The duration of ADT induction in randomized trials varied from three months (SEUG study) to one year. This duration was chosen empirically and had never been tested. A randomized study of 4 vs. 10 months of degarelix showed no difference in the duration of the off-treatment interval or of PSA recovery.15 The implication is that in men initiating IADT, the ADT should be administered until PSA reaches <0.2 and then discontinued. This may require as little as three months of induction ADT.
Finally, the serum bank established on the PR7 patients has resulted in many correlative science studies, including an analysis of the importance of testosterone levels in men on ADT. This study, on the men in the continuous arm of PR7, clearly showed that men with testosterone below 0.7 nM/dl while on treatment had an improved outcome compared to those with higher levels.16 Another collaborative study of the predictive value of other androgens and estrogens showed that failure to suppress estradiol also predicted for a more rapid time to progression.17,18 The observation, now widely accepted,19 that in men on ADT the testosterone level should be below 0.7 nM presents a potential conundrum; if low testosterone is better, how can IADT be acceptable, since the testosterone rises predictably in the off-treatment interval? The solution, which has many parallels in other areas of cancer therapy, is that while hitting the cells harder (i.e., achieving lower testosterone) results in a better outcome, this does not imply that therapy must be continuous.20
What are the implications of all these studies for clinical practice? Patients starting ADT should receive an induction course of 3–9 months (i.e., until PSA <0.2). For maximal effect, this should consist of combined androgen blockade. Those who fail to reduce PSA below 0.2–0.4 should be maintained on treatment. Those who achieve a PSA response to low levels should have a trial of discontinuing therapy. Those who have a short off-treatment interval (<6 months before rise in PSA to >5) should return to continuous therapy. The failure to achieve a low nadir PSA should preclude intermittent therapy. Similarly, patients with bulky tumors, significant burden of nodal and bone metastases, hepatic metastases, PSA >100, rapidly rising PSA (>5 ng/mL per month), or persistent pain from bone metastases are poor candidates for IADT.

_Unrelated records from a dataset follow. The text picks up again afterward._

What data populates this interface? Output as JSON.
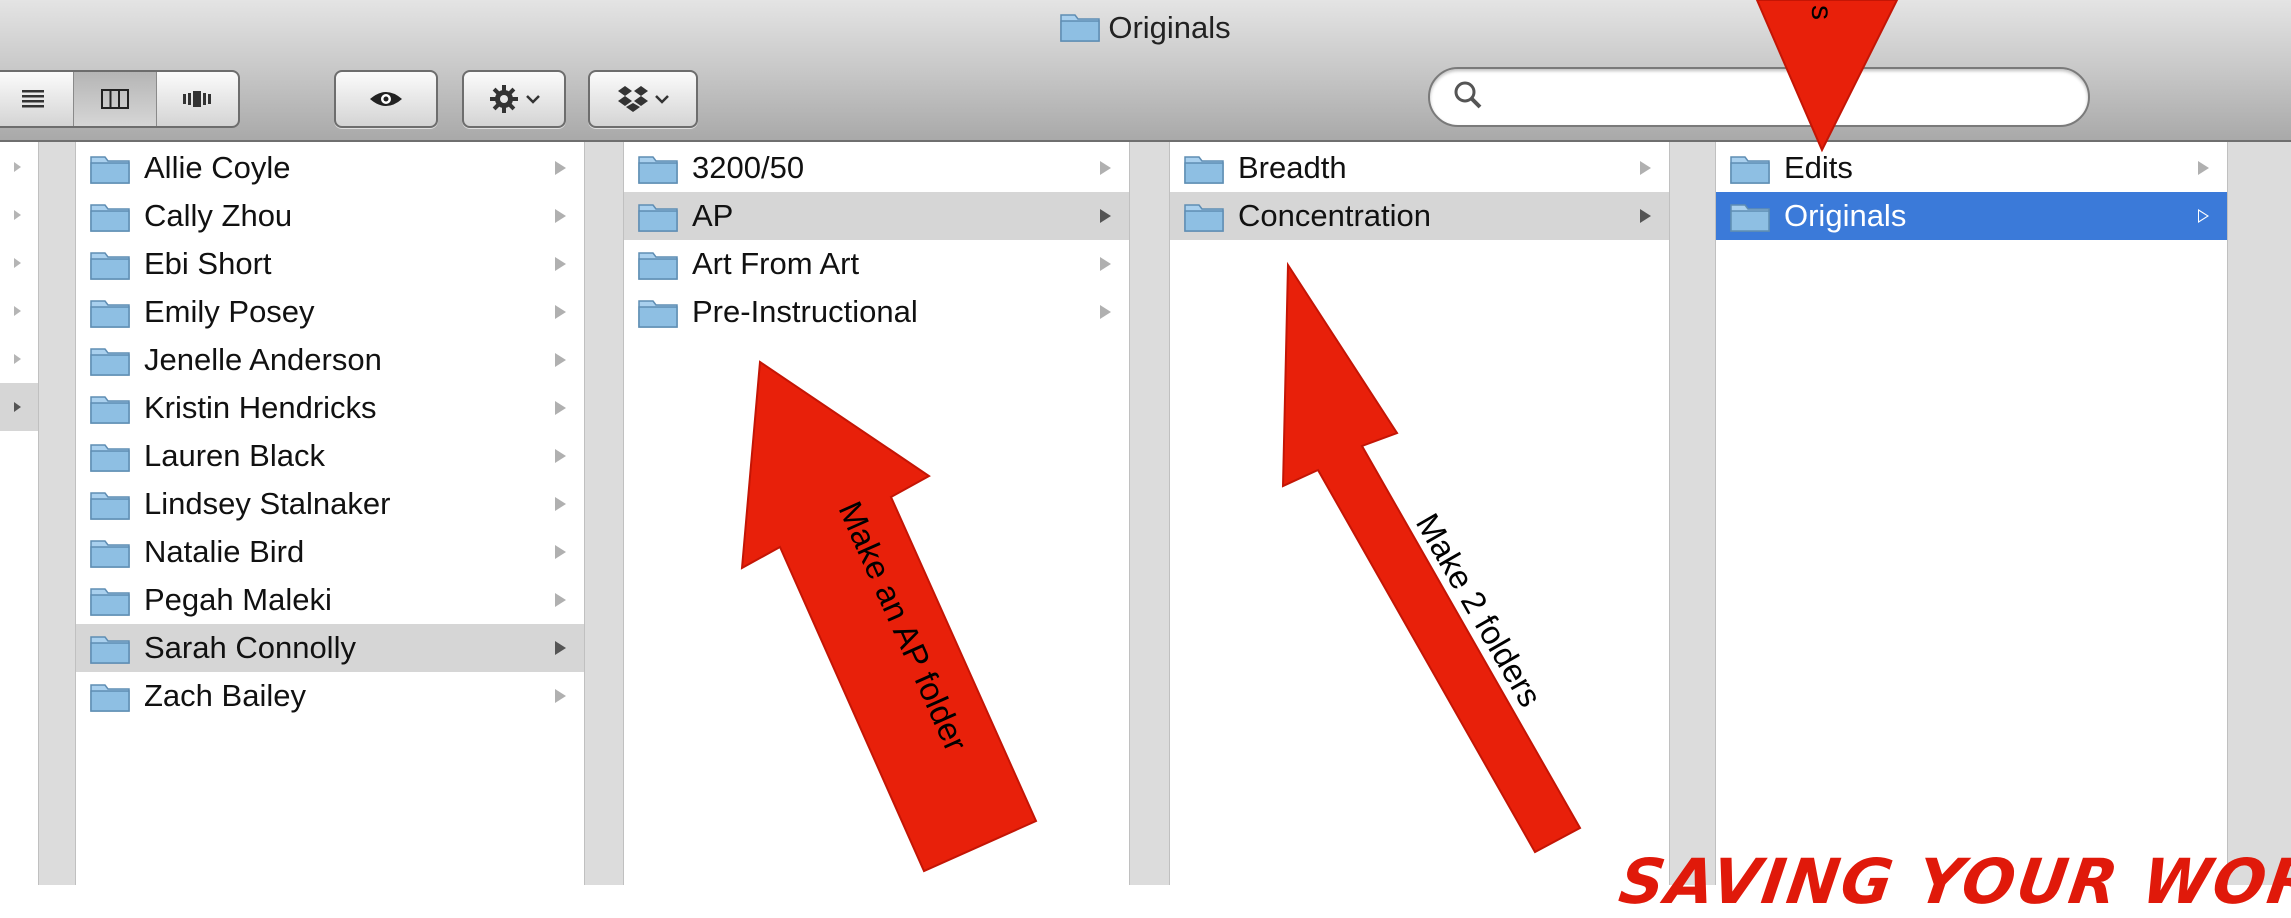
{
  "window": {
    "title": "Originals"
  },
  "toolbar": {
    "view_list_icon": "list-view-icon",
    "view_column_icon": "column-view-icon",
    "view_coverflow_icon": "coverflow-view-icon",
    "quicklook_icon": "eye-icon",
    "action_icon": "gear-icon",
    "dropbox_icon": "dropbox-icon",
    "search": {
      "placeholder": "",
      "value": ""
    }
  },
  "columns": [
    {
      "items": [
        {
          "label": "Allie Coyle"
        },
        {
          "label": "Cally Zhou"
        },
        {
          "label": "Ebi Short"
        },
        {
          "label": "Emily Posey"
        },
        {
          "label": "Jenelle Anderson"
        },
        {
          "label": "Kristin Hendricks"
        },
        {
          "label": "Lauren Black"
        },
        {
          "label": "Lindsey Stalnaker"
        },
        {
          "label": "Natalie Bird"
        },
        {
          "label": "Pegah Maleki"
        },
        {
          "label": "Sarah Connolly",
          "selected": true
        },
        {
          "label": "Zach Bailey"
        }
      ]
    },
    {
      "items": [
        {
          "label": "3200/50"
        },
        {
          "label": "AP",
          "selected": true
        },
        {
          "label": "Art From Art"
        },
        {
          "label": "Pre-Instructional"
        }
      ]
    },
    {
      "items": [
        {
          "label": "Breadth"
        },
        {
          "label": "Concentration",
          "selected": true
        }
      ]
    },
    {
      "items": [
        {
          "label": "Edits"
        },
        {
          "label": "Originals",
          "selected": true,
          "active": true
        }
      ]
    }
  ],
  "annotations": {
    "arrow1_text": "Make an AP folder",
    "arrow2_text": "Make 2 folders",
    "arrow3_text": "s",
    "bottom_text": "SAVING YOUR WOR",
    "arrow_color": "#e8200a"
  },
  "colors": {
    "selection_blue": "#3b7ad9",
    "selection_gray": "#d6d6d6",
    "folder_blue": "#8ebfe3"
  }
}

This approach will result in most patients with non-metastatic disease being maintained on intermittent treatment, with the expectation that they will be off therapy about 75% of the time. Some will have very prolonged off-treatment intervals. A subset of patients with metastatic disease will also benefit from a long off-treatment interval.
On a personal note, the IADT story has been a continuous motif throughout my career, from the first IADT publication as a MSKCC fellow in 1986 to an investigator-initiated trial published in 2018 and even more recent correlative science studies. There are still many more studies to do (for example, the role of intermittent ARATs). I’ve been very fortunate to have this consistent research thread for most of my professional life.
Footnotes
Competing interests: The author reports no competing personal or financial interests related to this work.